If you are new to this holiday, need a refresher, or are just plain curious, here's the lowdown on lighting up for the Festival of Lights.
The candles for a Hanukkah menorah are thin tapers, and 44 are needed for the eight-day holiday. Each night, a shamash, or helper candle, is lit; that is used to light the others, one on the first night and an additional one each night.
Like Sabbath candles, Hanukkah candles are allowed to burn out on their own. They are not blown out like birthday candles.
So in the interest of safety, place the Hanukkah menorah on a flat platter covered with aluminum foil, rather than directly on a tabletop.
Next, consider using a bobash, or drip cup, in each well to stop candle wax from dripping onto your good table or tablecloth. A set of nine bobash cups sells for $10 at the National Museum of American Jewish History.
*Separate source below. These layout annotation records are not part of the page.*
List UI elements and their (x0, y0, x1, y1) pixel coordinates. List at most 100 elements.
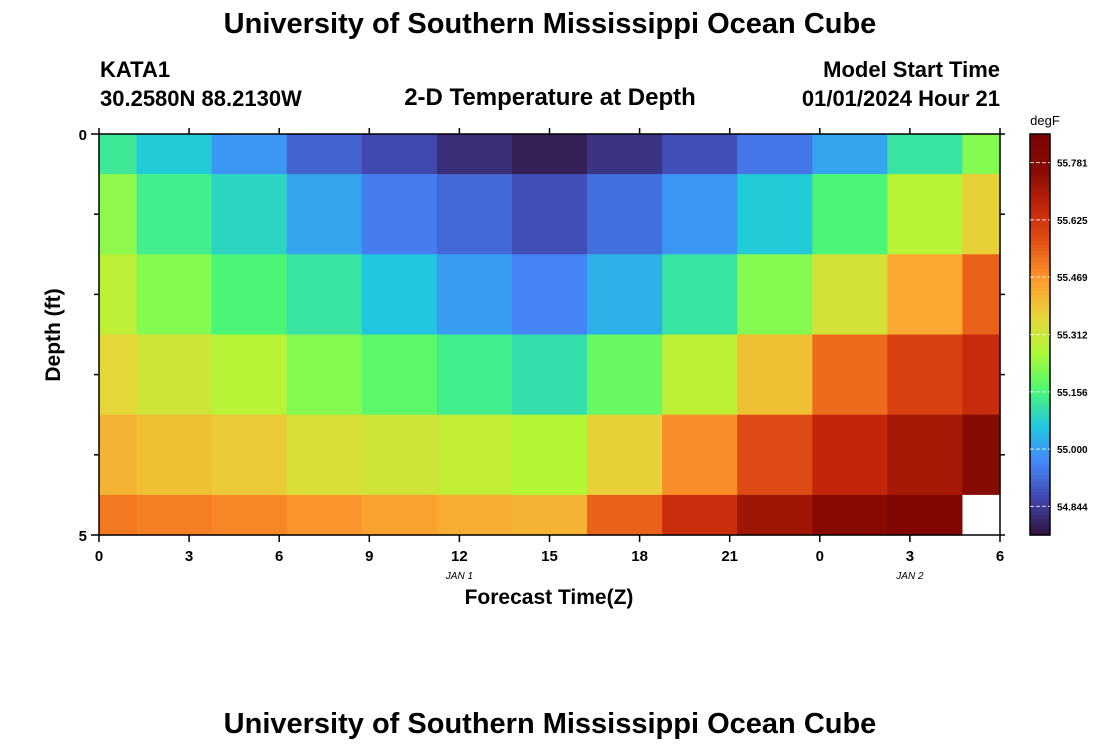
heatmap-cell (286, 134, 363, 175)
colorbar-segment (1030, 147, 1050, 152)
heatmap-cell (361, 334, 438, 416)
colorbar-segment (1030, 207, 1050, 212)
colorbar-segment (1030, 431, 1050, 436)
x-tick-label: 6 (275, 548, 283, 565)
colorbar-segment (1030, 230, 1050, 235)
heatmap-cell (962, 494, 1001, 536)
heatmap-cell (99, 174, 138, 255)
colorbar-segment (1030, 357, 1050, 362)
x-tick-label: 3 (906, 548, 914, 565)
colorbar-segment (1030, 284, 1050, 289)
colorbar-segment (1030, 501, 1050, 506)
heatmap-cell (812, 334, 888, 416)
y-tick-label: 0 (79, 127, 87, 144)
heatmap-cell (662, 254, 738, 336)
colorbar-segment (1030, 418, 1050, 422)
x-tick-label: 9 (365, 548, 373, 565)
colorbar-segment (1030, 361, 1050, 366)
colorbar-segment (1030, 464, 1050, 469)
heatmap-cell (887, 174, 964, 255)
heatmap-cell (962, 254, 1001, 336)
colorbar-segment (1030, 180, 1050, 185)
colorbar-segment (1030, 454, 1050, 459)
heatmap-cell (737, 414, 813, 496)
colorbar-tick-label: 55.625 (1057, 216, 1088, 227)
heatmap-cell (887, 134, 964, 175)
x-tick-label: 12 (451, 548, 468, 565)
colorbar-segment (1030, 484, 1050, 489)
heatmap-cell (737, 334, 813, 416)
colorbar-segment (1030, 374, 1050, 379)
heatmap-cell (511, 174, 588, 255)
colorbar-segment (1030, 377, 1050, 382)
colorbar-segment (1030, 414, 1050, 419)
colorbar-tick-label: 54.844 (1057, 502, 1088, 513)
colorbar-segment (1030, 197, 1050, 202)
heatmap-cell (587, 414, 663, 496)
heatmap-cell (286, 174, 363, 255)
heatmap-cell (211, 174, 288, 255)
colorbar-segment (1030, 364, 1050, 369)
colorbar-segment (1030, 367, 1050, 372)
colorbar-segment (1030, 301, 1050, 306)
colorbar-segment (1030, 474, 1050, 479)
colorbar-segment (1030, 294, 1050, 299)
colorbar-segment (1030, 347, 1050, 352)
colorbar-tick-label: 55.312 (1057, 331, 1088, 342)
colorbar-segment (1030, 327, 1050, 332)
heatmap-cell (737, 494, 813, 536)
colorbar-segment (1030, 254, 1050, 259)
model-start-time: 01/01/2024 Hour 21 (801, 86, 1000, 111)
colorbar-segment (1030, 307, 1050, 312)
heatmap-cell (286, 494, 363, 536)
heatmap-cell (99, 254, 138, 336)
heatmap-cell (136, 334, 213, 416)
colorbar-segment (1030, 271, 1050, 275)
heatmap-cell (436, 334, 513, 416)
colorbar-segment (1030, 321, 1050, 326)
heatmap-cell (662, 414, 738, 496)
heatmap-cell (211, 494, 288, 536)
colorbar-segment (1030, 184, 1050, 189)
heatmap-cell (511, 414, 588, 496)
heatmap-cell (136, 414, 213, 496)
colorbar-segment (1030, 508, 1050, 513)
heatmap-cell (511, 134, 588, 175)
colorbar-segment (1030, 518, 1050, 523)
colorbar-segment (1030, 478, 1050, 483)
heatmap-cells (99, 134, 1001, 536)
heatmap-cell (211, 414, 288, 496)
colorbar-segment (1030, 438, 1050, 443)
station-id: KATA1 (100, 57, 171, 82)
colorbar-segment (1030, 488, 1050, 493)
heatmap-cell (887, 414, 964, 496)
heatmap-cell (662, 494, 738, 536)
colorbar-segment (1030, 137, 1050, 142)
colorbar-segment (1030, 214, 1050, 219)
colorbar-segment (1030, 144, 1050, 148)
heatmap-cell (587, 174, 663, 255)
heatmap-cell (436, 494, 513, 536)
colorbar-segment (1030, 337, 1050, 342)
heatmap-cell (361, 174, 438, 255)
colorbar-segment (1030, 204, 1050, 209)
colorbar-tick-label: 55.781 (1057, 159, 1088, 170)
colorbar-segment (1030, 528, 1050, 533)
colorbar-segment (1030, 250, 1050, 255)
colorbar-segment (1030, 287, 1050, 292)
colorbar-tick-label: 55.469 (1057, 273, 1088, 284)
colorbar-segment (1030, 174, 1050, 179)
colorbar-segment (1030, 267, 1050, 272)
colorbar-segment (1030, 187, 1050, 192)
heatmap-cell (211, 334, 288, 416)
colorbar-segment (1030, 224, 1050, 229)
x-tick-label: 15 (541, 548, 558, 565)
x-axis-label: Forecast Time(Z) (465, 586, 634, 609)
heatmap-cell (436, 414, 513, 496)
colorbar-segment (1030, 304, 1050, 309)
colorbar-segment (1030, 281, 1050, 285)
heatmap-cell (662, 334, 738, 416)
heatmap-cell (812, 134, 888, 175)
heatmap-cell (587, 334, 663, 416)
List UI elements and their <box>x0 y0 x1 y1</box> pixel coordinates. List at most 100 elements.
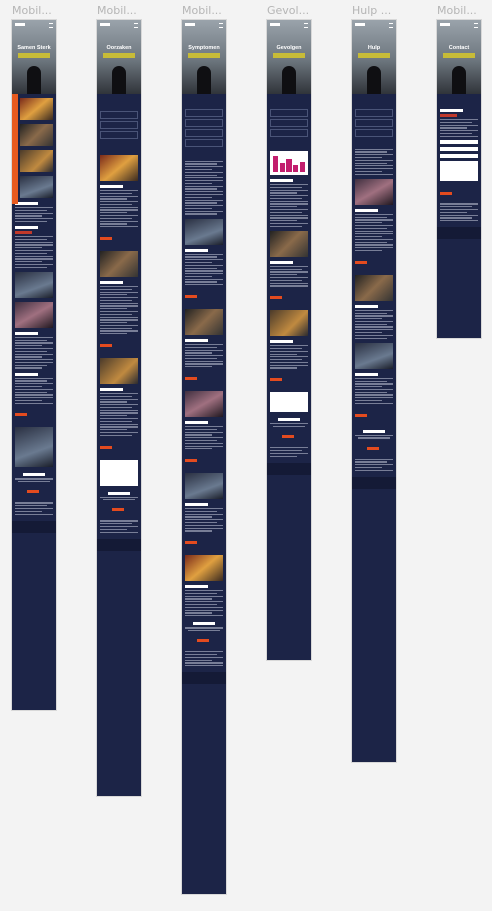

If you do find yourself with a waxy mess the morning after, apply heat from a hair dryer to remelt and remove the old wax. This is definitely a job for adults, and remember that the dryer will heat all the metal on the menorah, not just the bit surrounding the candle well. So watch what you touch.
Remove candle wax from linens using an iron. Cover the hardened wax with a few layers of newspaper or parchment and go over that with a hot iron set on a medium and steamless setting.
Natural beeswax dripless candles are an increasingly popular alternative to traditional candles. That's because you breathe what you burn and paraffin candles are made from petroleum byproducts.
Even so, an electric menorah with LED lights (which use 90 percent less energy than incandescent bulbs) may be the most energy-efficient and safest option. Bed Bath & Beyond sells an LED menorah for less than $60.
For the traditionalist who wants to return to burning oil in the menorah, the National Museum of American Jewish History offers a nifty box of premeasured, self-contained oil cups that are inserted into each well and can transform almost any menorah into the oil-burning variety. A set of 44 cups is $40.